The results from this study indicate that the six week THINK FIRST for KIDS curriculum significantly increased knowledge for students in grades 1, 2, and 3 overall and within most of the individual units. The findings also show a significant correlation between socioeconomic status and score improvement, with the greater effect on scores associated with the lower socioeconomic status schools (see fig 2). This study, though not intended to measure long term knowledge, beliefs, or observed behavior, did provide education and create awareness, which are both necessary and effective first steps in the prevention of injury.2,3 Moreover, the study has underscored the importance of early intervention. The rationale for targeting younger children stems from evidence that reaching youth at an early age may decrease risk-taking behavior later when they are older adolescents.1

This study shows that the THINK FIRST for KIDS injury prevention curriculum leads to a significant change in knowledge about the prevention of brain and spinal cord injuries among first, second, and third grade students.
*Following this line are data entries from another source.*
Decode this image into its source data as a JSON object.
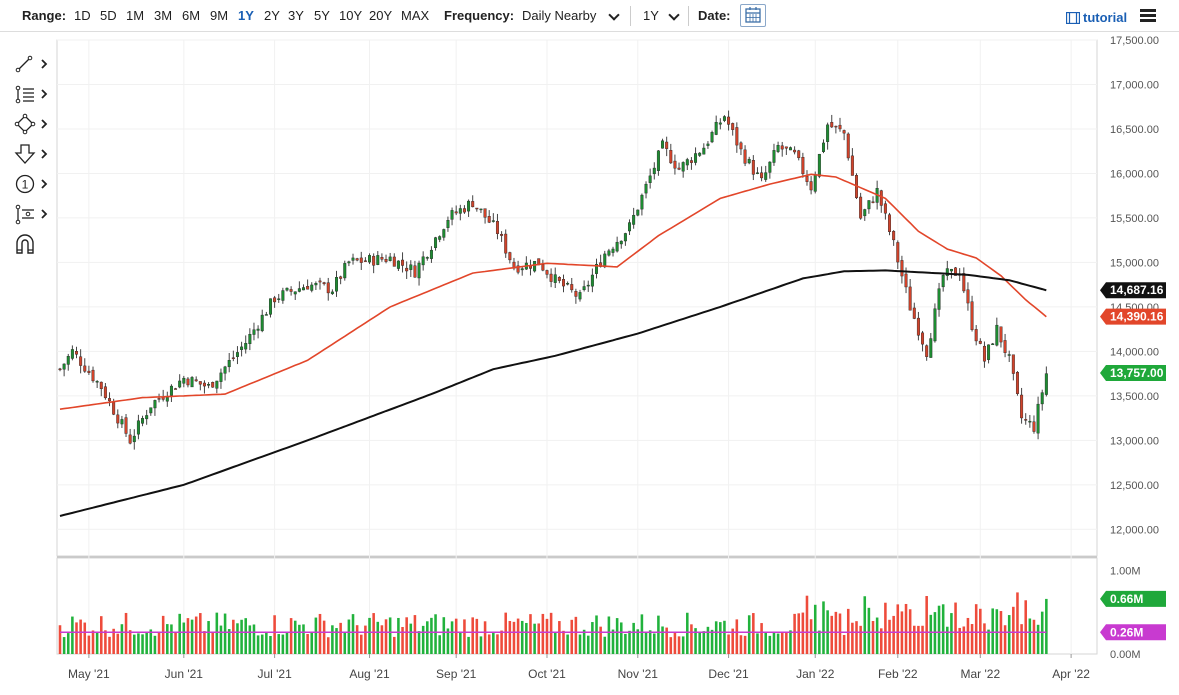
{
  "toolbar": {
    "range_label": "Range:",
    "ranges": [
      "1D",
      "5D",
      "1M",
      "3M",
      "6M",
      "9M",
      "1Y",
      "2Y",
      "3Y",
      "5Y",
      "10Y",
      "20Y",
      "MAX"
    ],
    "active_range": "1Y",
    "frequency_label": "Frequency:",
    "frequency_value": "Daily Nearby",
    "period_value": "1Y",
    "date_label": "Date:",
    "tutorial_label": "tutorial",
    "icons": {
      "date": "calendar-icon",
      "tutorial": "film-icon",
      "menu": "hamburger-menu-icon"
    }
  },
  "tools": [
    {
      "name": "trendline-tool",
      "icon": "line-draw-icon"
    },
    {
      "name": "fibonacci-tool",
      "icon": "fib-lines-icon"
    },
    {
      "name": "shapes-tool",
      "icon": "diamond-nodes-icon"
    },
    {
      "name": "annotation-tool",
      "icon": "arrow-down-icon"
    },
    {
      "name": "numbered-marker-tool",
      "icon": "circled-one-icon"
    },
    {
      "name": "measure-tool",
      "icon": "ruler-nodes-icon"
    },
    {
      "name": "magnet-tool",
      "icon": "magnet-icon"
    }
  ],
  "chart_data": {
    "type": "candlestick",
    "price_axis": {
      "ylim": [
        11700,
        17500
      ],
      "ticks": [
        "17,500.00",
        "17,000.00",
        "16,500.00",
        "16,000.00",
        "15,500.00",
        "15,000.00",
        "14,500.00",
        "14,000.00",
        "13,500.00",
        "13,000.00",
        "12,500.00",
        "12,000.00"
      ],
      "tick_values": [
        17500,
        17000,
        16500,
        16000,
        15500,
        15000,
        14500,
        14000,
        13500,
        13000,
        12500,
        12000
      ]
    },
    "x_axis": {
      "labels": [
        "May '21",
        "Jun '21",
        "Jul '21",
        "Aug '21",
        "Sep '21",
        "Oct '21",
        "Nov '21",
        "Dec '21",
        "Jan '22",
        "Feb '22",
        "Mar '22",
        "Apr '22"
      ],
      "label_trading_day": [
        7,
        30,
        52,
        75,
        96,
        118,
        140,
        162,
        183,
        203,
        223,
        245
      ]
    },
    "price_anchors": [
      {
        "day": 0,
        "v": 13800
      },
      {
        "day": 3,
        "v": 14000
      },
      {
        "day": 10,
        "v": 13600
      },
      {
        "day": 17,
        "v": 13000
      },
      {
        "day": 22,
        "v": 13400
      },
      {
        "day": 30,
        "v": 13700
      },
      {
        "day": 36,
        "v": 13600
      },
      {
        "day": 45,
        "v": 14100
      },
      {
        "day": 52,
        "v": 14600
      },
      {
        "day": 60,
        "v": 14750
      },
      {
        "day": 66,
        "v": 14700
      },
      {
        "day": 70,
        "v": 15000
      },
      {
        "day": 80,
        "v": 15050
      },
      {
        "day": 86,
        "v": 14900
      },
      {
        "day": 94,
        "v": 15500
      },
      {
        "day": 100,
        "v": 15680
      },
      {
        "day": 106,
        "v": 15350
      },
      {
        "day": 110,
        "v": 14950
      },
      {
        "day": 116,
        "v": 15000
      },
      {
        "day": 120,
        "v": 14800
      },
      {
        "day": 126,
        "v": 14600
      },
      {
        "day": 132,
        "v": 15100
      },
      {
        "day": 138,
        "v": 15400
      },
      {
        "day": 146,
        "v": 16300
      },
      {
        "day": 150,
        "v": 16050
      },
      {
        "day": 156,
        "v": 16300
      },
      {
        "day": 161,
        "v": 16650
      },
      {
        "day": 165,
        "v": 16250
      },
      {
        "day": 170,
        "v": 15900
      },
      {
        "day": 174,
        "v": 16300
      },
      {
        "day": 178,
        "v": 16200
      },
      {
        "day": 182,
        "v": 15850
      },
      {
        "day": 186,
        "v": 16550
      },
      {
        "day": 190,
        "v": 16450
      },
      {
        "day": 194,
        "v": 15500
      },
      {
        "day": 198,
        "v": 15800
      },
      {
        "day": 202,
        "v": 15200
      },
      {
        "day": 206,
        "v": 14500
      },
      {
        "day": 210,
        "v": 14000
      },
      {
        "day": 214,
        "v": 14850
      },
      {
        "day": 218,
        "v": 14900
      },
      {
        "day": 221,
        "v": 14300
      },
      {
        "day": 224,
        "v": 13900
      },
      {
        "day": 227,
        "v": 14250
      },
      {
        "day": 230,
        "v": 13900
      },
      {
        "day": 233,
        "v": 13250
      },
      {
        "day": 236,
        "v": 13150
      },
      {
        "day": 239,
        "v": 13750
      }
    ],
    "ma50_anchors": [
      {
        "day": 0,
        "v": 13350
      },
      {
        "day": 20,
        "v": 13480
      },
      {
        "day": 40,
        "v": 13520
      },
      {
        "day": 60,
        "v": 13900
      },
      {
        "day": 80,
        "v": 14500
      },
      {
        "day": 100,
        "v": 14880
      },
      {
        "day": 118,
        "v": 14990
      },
      {
        "day": 135,
        "v": 14950
      },
      {
        "day": 145,
        "v": 15300
      },
      {
        "day": 160,
        "v": 15720
      },
      {
        "day": 172,
        "v": 15880
      },
      {
        "day": 182,
        "v": 15990
      },
      {
        "day": 188,
        "v": 15960
      },
      {
        "day": 200,
        "v": 15720
      },
      {
        "day": 208,
        "v": 15350
      },
      {
        "day": 215,
        "v": 15150
      },
      {
        "day": 222,
        "v": 15050
      },
      {
        "day": 228,
        "v": 14850
      },
      {
        "day": 234,
        "v": 14580
      },
      {
        "day": 239,
        "v": 14390
      }
    ],
    "ma200_anchors": [
      {
        "day": 0,
        "v": 12150
      },
      {
        "day": 30,
        "v": 12500
      },
      {
        "day": 60,
        "v": 13000
      },
      {
        "day": 90,
        "v": 13520
      },
      {
        "day": 105,
        "v": 13800
      },
      {
        "day": 120,
        "v": 13950
      },
      {
        "day": 140,
        "v": 14200
      },
      {
        "day": 160,
        "v": 14500
      },
      {
        "day": 180,
        "v": 14820
      },
      {
        "day": 190,
        "v": 14900
      },
      {
        "day": 200,
        "v": 14910
      },
      {
        "day": 220,
        "v": 14860
      },
      {
        "day": 230,
        "v": 14800
      },
      {
        "day": 239,
        "v": 14687
      }
    ],
    "series": [
      {
        "name": "",
        "type": "candles",
        "bull_color": "#1e8c32",
        "bear_color": "#d0432b"
      },
      {
        "name": "",
        "type": "line",
        "color": "#e2462a"
      },
      {
        "name": "",
        "type": "line",
        "color": "#111111"
      }
    ],
    "last_values": [
      {
        "label": "14,687.16",
        "value": 14687.16,
        "color": "#111111"
      },
      {
        "label": "14,390.16",
        "value": 14390.16,
        "color": "#e2462a"
      },
      {
        "label": "13,757.00",
        "value": 13757,
        "color": "#1fa83a"
      }
    ],
    "volume": {
      "ylim": [
        0,
        1150000
      ],
      "ticks": [
        "1.00M",
        "0.00M"
      ],
      "tick_values": [
        1000000,
        0
      ],
      "avg_value": 260000,
      "avg_color": "#c83ad0",
      "last_values": [
        {
          "label": "0.66M",
          "value": 660000,
          "color": "#1fa83a"
        },
        {
          "label": "0.26M",
          "value": 260000,
          "color": "#c83ad0"
        }
      ]
    }
  }
}
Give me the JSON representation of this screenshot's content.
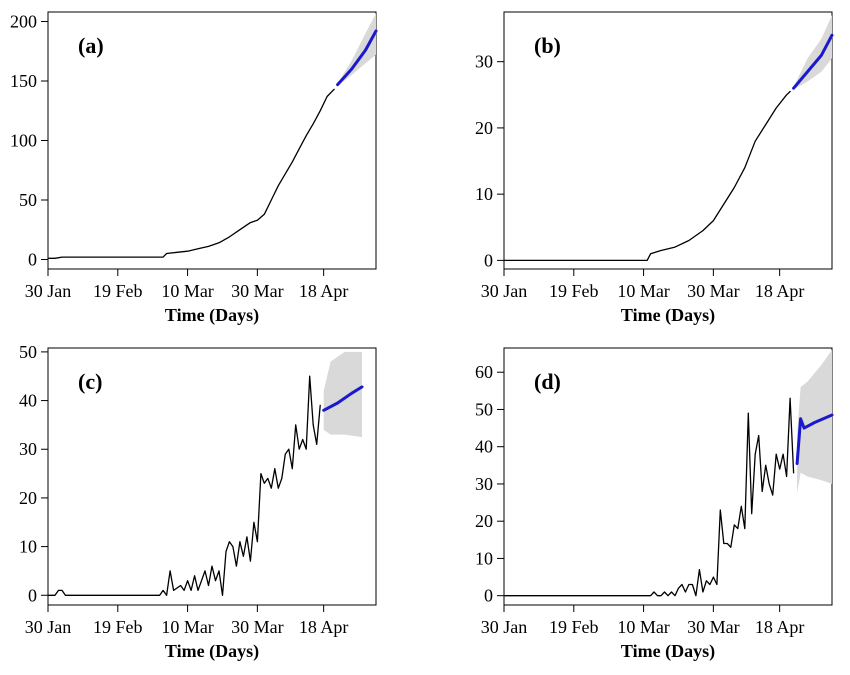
{
  "chart_data": [
    {
      "type": "line",
      "panel_label": "(a)",
      "xlabel": "Time (Days)",
      "ylabel": "",
      "x_ticks": [
        "30 Jan",
        "19 Feb",
        "10 Mar",
        "30 Mar",
        "18 Apr"
      ],
      "xlim": [
        "2020-01-30",
        "2020-05-03"
      ],
      "ylim": [
        -8,
        208
      ],
      "y_ticks": [
        0,
        50,
        100,
        150,
        200
      ],
      "series": [
        {
          "role": "observed",
          "color": "#000000",
          "points": [
            [
              "2020-01-30",
              1
            ],
            [
              "2020-02-01",
              1
            ],
            [
              "2020-02-03",
              2
            ],
            [
              "2020-02-10",
              2
            ],
            [
              "2020-02-20",
              2
            ],
            [
              "2020-03-01",
              2
            ],
            [
              "2020-03-03",
              2
            ],
            [
              "2020-03-04",
              5
            ],
            [
              "2020-03-07",
              6
            ],
            [
              "2020-03-10",
              7
            ],
            [
              "2020-03-13",
              9
            ],
            [
              "2020-03-16",
              11
            ],
            [
              "2020-03-19",
              14
            ],
            [
              "2020-03-22",
              19
            ],
            [
              "2020-03-25",
              25
            ],
            [
              "2020-03-28",
              31
            ],
            [
              "2020-03-30",
              33
            ],
            [
              "2020-04-01",
              38
            ],
            [
              "2020-04-03",
              50
            ],
            [
              "2020-04-05",
              62
            ],
            [
              "2020-04-07",
              72
            ],
            [
              "2020-04-09",
              82
            ],
            [
              "2020-04-11",
              93
            ],
            [
              "2020-04-13",
              104
            ],
            [
              "2020-04-15",
              114
            ],
            [
              "2020-04-17",
              125
            ],
            [
              "2020-04-19",
              137
            ],
            [
              "2020-04-21",
              143
            ]
          ]
        },
        {
          "role": "forecast",
          "color": "#1a1acc",
          "points": [
            [
              "2020-04-22",
              147
            ],
            [
              "2020-04-26",
              160
            ],
            [
              "2020-04-30",
              176
            ],
            [
              "2020-05-03",
              192
            ]
          ]
        }
      ],
      "band": {
        "color": "#d9d9d9",
        "points": [
          [
            "2020-04-22",
            146,
            148
          ],
          [
            "2020-04-26",
            155,
            167
          ],
          [
            "2020-04-30",
            165,
            190
          ],
          [
            "2020-05-03",
            172,
            207
          ]
        ]
      }
    },
    {
      "type": "line",
      "panel_label": "(b)",
      "xlabel": "Time (Days)",
      "ylabel": "",
      "x_ticks": [
        "30 Jan",
        "19 Feb",
        "10 Mar",
        "30 Mar",
        "18 Apr"
      ],
      "xlim": [
        "2020-01-30",
        "2020-05-03"
      ],
      "ylim": [
        -1.3,
        37.5
      ],
      "y_ticks": [
        0,
        10,
        20,
        30
      ],
      "series": [
        {
          "role": "observed",
          "color": "#000000",
          "points": [
            [
              "2020-01-30",
              0
            ],
            [
              "2020-02-20",
              0
            ],
            [
              "2020-03-11",
              0
            ],
            [
              "2020-03-12",
              1
            ],
            [
              "2020-03-15",
              1.5
            ],
            [
              "2020-03-19",
              2
            ],
            [
              "2020-03-23",
              3
            ],
            [
              "2020-03-27",
              4.5
            ],
            [
              "2020-03-30",
              6
            ],
            [
              "2020-04-02",
              8.5
            ],
            [
              "2020-04-05",
              11
            ],
            [
              "2020-04-08",
              14
            ],
            [
              "2020-04-11",
              18
            ],
            [
              "2020-04-14",
              20.5
            ],
            [
              "2020-04-17",
              23
            ],
            [
              "2020-04-20",
              25
            ],
            [
              "2020-04-21",
              25.5
            ]
          ]
        },
        {
          "role": "forecast",
          "color": "#1a1acc",
          "points": [
            [
              "2020-04-22",
              26
            ],
            [
              "2020-04-26",
              28.5
            ],
            [
              "2020-04-30",
              31
            ],
            [
              "2020-05-03",
              34
            ]
          ]
        }
      ],
      "band": {
        "color": "#d9d9d9",
        "points": [
          [
            "2020-04-22",
            25.8,
            26.2
          ],
          [
            "2020-04-26",
            27,
            30.5
          ],
          [
            "2020-04-30",
            28.5,
            33.5
          ],
          [
            "2020-05-03",
            30.5,
            37
          ]
        ]
      }
    },
    {
      "type": "line",
      "panel_label": "(c)",
      "xlabel": "Time (Days)",
      "ylabel": "",
      "x_ticks": [
        "30 Jan",
        "19 Feb",
        "10 Mar",
        "30 Mar",
        "18 Apr"
      ],
      "xlim": [
        "2020-01-30",
        "2020-05-03"
      ],
      "ylim": [
        -2,
        50.8
      ],
      "y_ticks": [
        0,
        10,
        20,
        30,
        40,
        50
      ],
      "series": [
        {
          "role": "observed",
          "color": "#000000",
          "points": [
            [
              "2020-01-30",
              0
            ],
            [
              "2020-02-01",
              0
            ],
            [
              "2020-02-02",
              1
            ],
            [
              "2020-02-03",
              1
            ],
            [
              "2020-02-04",
              0
            ],
            [
              "2020-02-20",
              0
            ],
            [
              "2020-03-02",
              0
            ],
            [
              "2020-03-03",
              1
            ],
            [
              "2020-03-04",
              0
            ],
            [
              "2020-03-05",
              5
            ],
            [
              "2020-03-06",
              1
            ],
            [
              "2020-03-08",
              2
            ],
            [
              "2020-03-09",
              1
            ],
            [
              "2020-03-10",
              3
            ],
            [
              "2020-03-11",
              1
            ],
            [
              "2020-03-12",
              4
            ],
            [
              "2020-03-13",
              1
            ],
            [
              "2020-03-14",
              3
            ],
            [
              "2020-03-15",
              5
            ],
            [
              "2020-03-16",
              2
            ],
            [
              "2020-03-17",
              6
            ],
            [
              "2020-03-18",
              3
            ],
            [
              "2020-03-19",
              5
            ],
            [
              "2020-03-20",
              0
            ],
            [
              "2020-03-21",
              9
            ],
            [
              "2020-03-22",
              11
            ],
            [
              "2020-03-23",
              10
            ],
            [
              "2020-03-24",
              6
            ],
            [
              "2020-03-25",
              11
            ],
            [
              "2020-03-26",
              8
            ],
            [
              "2020-03-27",
              12
            ],
            [
              "2020-03-28",
              7
            ],
            [
              "2020-03-29",
              15
            ],
            [
              "2020-03-30",
              11
            ],
            [
              "2020-03-31",
              25
            ],
            [
              "2020-04-01",
              23
            ],
            [
              "2020-04-02",
              24
            ],
            [
              "2020-04-03",
              22
            ],
            [
              "2020-04-04",
              26
            ],
            [
              "2020-04-05",
              22
            ],
            [
              "2020-04-06",
              24
            ],
            [
              "2020-04-07",
              29
            ],
            [
              "2020-04-08",
              30
            ],
            [
              "2020-04-09",
              26
            ],
            [
              "2020-04-10",
              35
            ],
            [
              "2020-04-11",
              30
            ],
            [
              "2020-04-12",
              32
            ],
            [
              "2020-04-13",
              30
            ],
            [
              "2020-04-14",
              45
            ],
            [
              "2020-04-15",
              35
            ],
            [
              "2020-04-16",
              31
            ],
            [
              "2020-04-17",
              39
            ]
          ]
        },
        {
          "role": "forecast",
          "color": "#1a1acc",
          "points": [
            [
              "2020-04-18",
              38
            ],
            [
              "2020-04-22",
              39.5
            ],
            [
              "2020-04-26",
              41.5
            ],
            [
              "2020-04-29",
              42.8
            ]
          ]
        }
      ],
      "band": {
        "color": "#d9d9d9",
        "points": [
          [
            "2020-04-18",
            34,
            42
          ],
          [
            "2020-04-20",
            33,
            48
          ],
          [
            "2020-04-24",
            33,
            50
          ],
          [
            "2020-04-29",
            32.5,
            50
          ]
        ]
      }
    },
    {
      "type": "line",
      "panel_label": "(d)",
      "xlabel": "Time (Days)",
      "ylabel": "",
      "x_ticks": [
        "30 Jan",
        "19 Feb",
        "10 Mar",
        "30 Mar",
        "18 Apr"
      ],
      "xlim": [
        "2020-01-30",
        "2020-05-03"
      ],
      "ylim": [
        -2.5,
        66.5
      ],
      "y_ticks": [
        0,
        10,
        20,
        30,
        40,
        50,
        60
      ],
      "series": [
        {
          "role": "observed",
          "color": "#000000",
          "points": [
            [
              "2020-01-30",
              0
            ],
            [
              "2020-02-20",
              0
            ],
            [
              "2020-03-12",
              0
            ],
            [
              "2020-03-13",
              1
            ],
            [
              "2020-03-14",
              0
            ],
            [
              "2020-03-15",
              0
            ],
            [
              "2020-03-16",
              1
            ],
            [
              "2020-03-17",
              0
            ],
            [
              "2020-03-18",
              1
            ],
            [
              "2020-03-19",
              0
            ],
            [
              "2020-03-20",
              2
            ],
            [
              "2020-03-21",
              3
            ],
            [
              "2020-03-22",
              1
            ],
            [
              "2020-03-23",
              3
            ],
            [
              "2020-03-24",
              3
            ],
            [
              "2020-03-25",
              0
            ],
            [
              "2020-03-26",
              7
            ],
            [
              "2020-03-27",
              1
            ],
            [
              "2020-03-28",
              4
            ],
            [
              "2020-03-29",
              3
            ],
            [
              "2020-03-30",
              5
            ],
            [
              "2020-03-31",
              3
            ],
            [
              "2020-04-01",
              23
            ],
            [
              "2020-04-02",
              14
            ],
            [
              "2020-04-03",
              14
            ],
            [
              "2020-04-04",
              13
            ],
            [
              "2020-04-05",
              19
            ],
            [
              "2020-04-06",
              18
            ],
            [
              "2020-04-07",
              24
            ],
            [
              "2020-04-08",
              18
            ],
            [
              "2020-04-09",
              49
            ],
            [
              "2020-04-10",
              22
            ],
            [
              "2020-04-11",
              38
            ],
            [
              "2020-04-12",
              43
            ],
            [
              "2020-04-13",
              28
            ],
            [
              "2020-04-14",
              35
            ],
            [
              "2020-04-15",
              30
            ],
            [
              "2020-04-16",
              27
            ],
            [
              "2020-04-17",
              38
            ],
            [
              "2020-04-18",
              34
            ],
            [
              "2020-04-19",
              38
            ],
            [
              "2020-04-20",
              32
            ],
            [
              "2020-04-21",
              53
            ],
            [
              "2020-04-22",
              33
            ]
          ]
        },
        {
          "role": "forecast",
          "color": "#1a1acc",
          "points": [
            [
              "2020-04-23",
              35.5
            ],
            [
              "2020-04-24",
              47.5
            ],
            [
              "2020-04-25",
              45
            ],
            [
              "2020-04-28",
              46.5
            ],
            [
              "2020-05-03",
              48.5
            ]
          ]
        }
      ],
      "band": {
        "color": "#d9d9d9",
        "points": [
          [
            "2020-04-23",
            27.5,
            43.5
          ],
          [
            "2020-04-24",
            33,
            56
          ],
          [
            "2020-04-26",
            32,
            57.5
          ],
          [
            "2020-04-30",
            31,
            62
          ],
          [
            "2020-05-03",
            30,
            66
          ]
        ]
      }
    }
  ]
}
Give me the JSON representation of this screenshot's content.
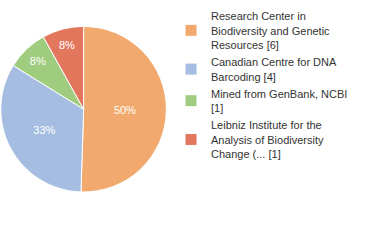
{
  "chart_data": {
    "type": "pie",
    "categories": [
      "Research Center in Biodiversity and Genetic Resources [6]",
      "Canadian Centre for DNA Barcoding [4]",
      "Mined from GenBank, NCBI [1]",
      "Leibniz Institute for the Analysis of Biodiversity Change (... [1]"
    ],
    "values": [
      50,
      33,
      8,
      8
    ],
    "value_labels": [
      "50%",
      "33%",
      "8%",
      "8%"
    ],
    "colors": [
      "#f2a96e",
      "#a4bde0",
      "#9fcc7f",
      "#e2775d"
    ],
    "data_labels": true,
    "legend": "right"
  }
}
The curriculum incorporates components necessary to promote positive behaviors in young children and, given the Think First Foundation’s national delivery system, has the potential to effectively reach over one million children annually.4 However, it is recognized that strengthening individual knowledge and skills is only a first step in injury prevention efforts. Future studies should therefore measure any long term effects on student knowledge and behavior, increases in educators’ knowledge, and effects on school based injury prevention policies.

Table 1

Mean score difference from pre-test to post-test for control and treatment schools in phase III

Figure 1

Phase II pilot study: percent change from pre-test and post-test scores in units of instruction in control and treatment schools. Numbers 1–7 refer to unit topics: 1. motor vehicle/pedestrian safety; 2. water safety; 3. bike safety; 4. brain/spinal cord safety; 5. conflict/weapon safety; 6. playgruond/sports safety; and 7. bike safety behavior.

Figure 2

Percent change from pre-test and post-test scores of control and treatment schools paired and ranked by ascending socioeconomic status.